MULLER, HERMAN JOSEPH (1890–1967), U.S. geneticist and Nobel Prize winner. He was born in New York City, and after teaching at Columbia and the University of Texas went to Berlin (1932–33) on a Guggenheim Foundation fellowship. Having communist leanings, he moved to the Soviet Union (1933–37) where he served as senior geneticist at the U.S.S.R. Academy of Sciences. After breaking with communist philosophy, he spent three years at Edinburgh University and then returned to the United States in 1940 to teach at Amherst College. In 1945 he moved to Indiana University, becoming Distinguished Service Professor in 1953. The central theme of his work was the nature and significance of changes in the relatively stable gene material of the chromosome.

Muller is best known for his demonstration in 1926 that X-rays induce mutations, an achievement for which he received a Nobel Prize in physiology and medicine in 1946. His earlier contributions were concerned with the design of techniques for quantitatively determining the frequencies of gene mutations, and he was among the first to recognize that these mutations constitute the basis for evolutionary change in populations. His collaborative efforts with others in Thomas Hunt Morgan's laboratory at Columbia established the association between chromosome duplication and genetic defect. He speculated on the course of human evolution based upon the genetic principles which he helped to establish, with his classical work on the fruit fly, and long championed the establishment of a human sperm bank. He also called attention to the extreme danger to genetic material inherent in atomic activity.

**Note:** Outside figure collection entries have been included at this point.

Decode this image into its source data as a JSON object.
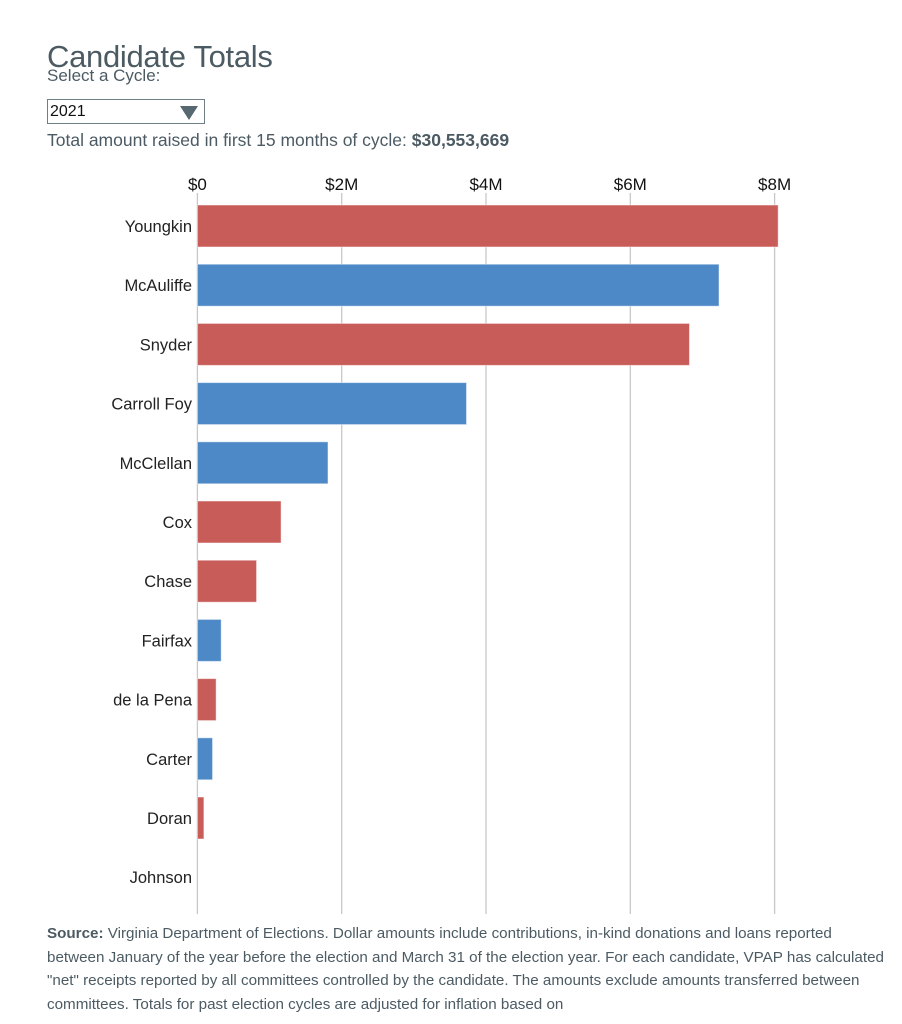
{
  "header": {
    "title": "Candidate Totals",
    "cycle_label": "Select a Cycle:",
    "cycle_selected": "2021",
    "total_prefix": "Total amount raised in first 15 months of cycle:",
    "total_value": "$30,553,669"
  },
  "colors": {
    "republican": "#c85c59",
    "democrat": "#4d88c7",
    "gridline": "#c8c8c8",
    "text": "#4c5b63",
    "label": "#222222"
  },
  "chart_data": {
    "type": "bar",
    "orientation": "horizontal",
    "title": "",
    "xlabel": "",
    "ylabel": "",
    "xlim": [
      0,
      8
    ],
    "x_unit": "millions USD",
    "x_ticks": [
      0,
      2,
      4,
      6,
      8
    ],
    "x_tick_labels": [
      "$0",
      "$2M",
      "$4M",
      "$6M",
      "$8M"
    ],
    "x_axis_position": "top",
    "grid": true,
    "legend": "none",
    "categories": [
      "Youngkin",
      "McAuliffe",
      "Snyder",
      "Carroll Foy",
      "McClellan",
      "Cox",
      "Chase",
      "Fairfax",
      "de la Pena",
      "Carter",
      "Doran",
      "Johnson"
    ],
    "values": [
      8.05,
      7.23,
      6.82,
      3.73,
      1.81,
      1.16,
      0.82,
      0.33,
      0.26,
      0.21,
      0.09,
      0
    ],
    "party": [
      "R",
      "D",
      "R",
      "D",
      "D",
      "R",
      "R",
      "D",
      "R",
      "D",
      "R",
      "R"
    ]
  },
  "footer": {
    "source_label": "Source:",
    "source_text": " Virginia Department of Elections. Dollar amounts include contributions, in-kind donations and loans reported between January of the year before the election and March 31 of the election year. For each candidate, VPAP has calculated \"net\" receipts reported by all committees controlled by the candidate. The amounts exclude amounts transferred between committees. Totals for past election cycles are adjusted for inflation based on"
  }
}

Muller was the recipient of many honors. He published many works and was coauthor of The Mechanism of Mendelian Heredity (1915) and Genetics, Medicine and Man (1947). He also wrote Out of the Night, a Biologist's View of the Future (1935) and Studies in Genetics (1962).

bibliography:

Carlson, in: Canadian Journal of Genetics and Cytology, 9 (1967), 437–48, includes bibliography; T.N. Levitan, Laureates: Jewish Winners of the Nobel Prize (1960), 156–60; L.G. Grenfell, Nobel Prize Winners in Medicine and Physiology, 1901–1950 (1953), 238–43.